Her journey to embracing and photographing herself in such a way began in elementary school.
She remembers first seeing chest hair when she was 11 and she felt she had to remove it for her elementary school graduation.
"I realized I was different from other people because I was very, very hairy compared to other girls," she said. "I was struggling with that. In high school, I was always hiding it, even in college and university."
Through prayer and self-work, she realized she had two choices to ward off the depression that was growing in her.
"I either accept myself as I am and just own it or I just stay in that dark place," she said.
As an artist, she found the ideal way to express herself. She made a dress, posed and shot herself then posted the photos on her Instagram page.
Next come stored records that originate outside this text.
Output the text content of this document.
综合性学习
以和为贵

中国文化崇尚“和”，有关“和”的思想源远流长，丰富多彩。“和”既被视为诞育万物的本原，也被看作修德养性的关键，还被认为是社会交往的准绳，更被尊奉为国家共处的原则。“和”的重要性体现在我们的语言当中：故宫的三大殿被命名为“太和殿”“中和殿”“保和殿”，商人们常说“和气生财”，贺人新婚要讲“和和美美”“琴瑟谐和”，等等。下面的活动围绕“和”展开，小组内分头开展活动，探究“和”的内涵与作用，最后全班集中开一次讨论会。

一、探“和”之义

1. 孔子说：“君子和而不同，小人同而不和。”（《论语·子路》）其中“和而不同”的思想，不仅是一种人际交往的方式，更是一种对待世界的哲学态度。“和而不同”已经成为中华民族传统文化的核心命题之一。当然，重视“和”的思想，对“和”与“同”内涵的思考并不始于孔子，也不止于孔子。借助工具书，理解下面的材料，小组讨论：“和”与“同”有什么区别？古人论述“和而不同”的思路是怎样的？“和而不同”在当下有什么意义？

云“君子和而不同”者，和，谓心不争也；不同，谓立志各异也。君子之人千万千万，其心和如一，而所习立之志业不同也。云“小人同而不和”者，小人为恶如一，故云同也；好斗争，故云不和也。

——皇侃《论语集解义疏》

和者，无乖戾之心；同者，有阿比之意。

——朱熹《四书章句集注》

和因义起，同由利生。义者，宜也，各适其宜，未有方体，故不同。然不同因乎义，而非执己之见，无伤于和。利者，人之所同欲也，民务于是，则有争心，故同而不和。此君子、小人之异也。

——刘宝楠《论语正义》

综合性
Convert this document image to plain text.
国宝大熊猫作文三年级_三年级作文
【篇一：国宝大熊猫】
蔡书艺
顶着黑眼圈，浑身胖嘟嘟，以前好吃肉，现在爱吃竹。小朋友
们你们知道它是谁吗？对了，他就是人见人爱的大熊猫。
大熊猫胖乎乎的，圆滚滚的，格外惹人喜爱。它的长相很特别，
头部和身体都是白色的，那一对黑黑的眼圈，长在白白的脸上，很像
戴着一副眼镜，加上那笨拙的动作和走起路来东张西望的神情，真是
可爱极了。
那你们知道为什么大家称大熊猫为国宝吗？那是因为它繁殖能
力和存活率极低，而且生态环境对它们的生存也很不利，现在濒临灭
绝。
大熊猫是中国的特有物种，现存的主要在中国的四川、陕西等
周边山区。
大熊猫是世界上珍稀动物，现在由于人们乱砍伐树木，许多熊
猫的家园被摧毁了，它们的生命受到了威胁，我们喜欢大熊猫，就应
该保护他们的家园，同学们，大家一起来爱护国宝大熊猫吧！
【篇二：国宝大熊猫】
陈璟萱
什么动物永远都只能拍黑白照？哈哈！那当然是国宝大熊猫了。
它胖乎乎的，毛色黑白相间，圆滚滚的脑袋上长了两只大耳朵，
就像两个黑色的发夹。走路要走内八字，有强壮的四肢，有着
"When I actually posted them, I was super, super afraid," she said. "I didn't know how people would react because it's not something we're used to seeing."
Later on, women around the world began messaging her.
"Telling me, 'oh my gosh. I thought I was all alone. I have chest hair as well,'" she said. "I've gotten hundreds of messages and we all think we're alone."
She erased all former pictures that did not show her body hair, and, in May 2020, she stopped shaving, as her body reacted negatively when she removed hair.
"Ever since then I haven't removed any hair on my body," said Calixte-Bea. "I really felt it was important to question myself because as women we're taught it's not normal to have body hair."
She said the Lavender Project liberated her, and she hopes to inspire others struggling with similar issues.
"Now, it's bigger than me and I'm inspiring people from all around the world and I can't go back now," she said.
All her paintings now feature women with body hair.
"What's really important for me is to show that with body hair you can still be beautiful and you can make it look beautiful," she said.